Hooking up speakers is prettyeasy after you've carefully positioned the speakers in your surround-sound home theater. To hook up speakers, you just connect the speaker wires to the appropriate outlets on the A/V receiver. Before you plug and play, though, there are a few points to remember.
Keep your speakers in phase. Each speaker wire consists of two conductors, a positive and a negative. If you connect these out of phase (that is, the positive on the receiver to the negative on the speaker, and vice versa), you’ll hear a definite effect on your sound. Specifically, your speakers can’t create the appropriate soundstage, so sounds that are supposed to clearly come from the right or the left won’t. (By the way, right in this context means to the listener’s right when facing the display or the front of the room.)
Most speaker cables are color-coded red and black to make this job easier (or you may have a white stripe on the jacket of one of the conductors in the speaker wire).

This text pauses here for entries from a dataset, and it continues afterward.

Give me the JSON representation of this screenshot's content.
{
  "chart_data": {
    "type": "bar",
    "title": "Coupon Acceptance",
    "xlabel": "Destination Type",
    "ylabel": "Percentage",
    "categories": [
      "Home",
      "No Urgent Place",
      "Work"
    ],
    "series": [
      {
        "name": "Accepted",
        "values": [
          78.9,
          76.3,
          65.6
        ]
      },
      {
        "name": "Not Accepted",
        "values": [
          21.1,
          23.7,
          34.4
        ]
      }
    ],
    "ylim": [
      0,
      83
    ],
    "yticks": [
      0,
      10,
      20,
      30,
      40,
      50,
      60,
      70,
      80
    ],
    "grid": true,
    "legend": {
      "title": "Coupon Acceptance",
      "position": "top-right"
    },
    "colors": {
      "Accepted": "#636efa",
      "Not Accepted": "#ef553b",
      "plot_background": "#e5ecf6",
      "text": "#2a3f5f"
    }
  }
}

Make sure you have a tight connection. For the best sound quality and for a connection that won’t stop working over time, make sure your speaker connections are solid. You may prefer banana plugs or spade lugs on five-way binding posts because you can get these connectors nice and tight. A bare wire can be just fine however, and many smaller surround speakers don’t have enough physical space to fit larger connectors.
Make a good connection the first time, and you won’t need to touch it again for years.
Don’t forget to connect the subwoofer. Most subwoofers are active speakers (they have their own built-in amplifiers), so you don’t use speaker wires to connect them. You need a long analog audio interconnect cable, which runs between the Subwoofer Out or LFE output on the back of your receiver and the input on the subwoofer itself.
Make sure you get a cable that’s long enough to let you move the subwoofer around because you may need to reposition your subwoofer as you discover how it interacts with your home theater’s room.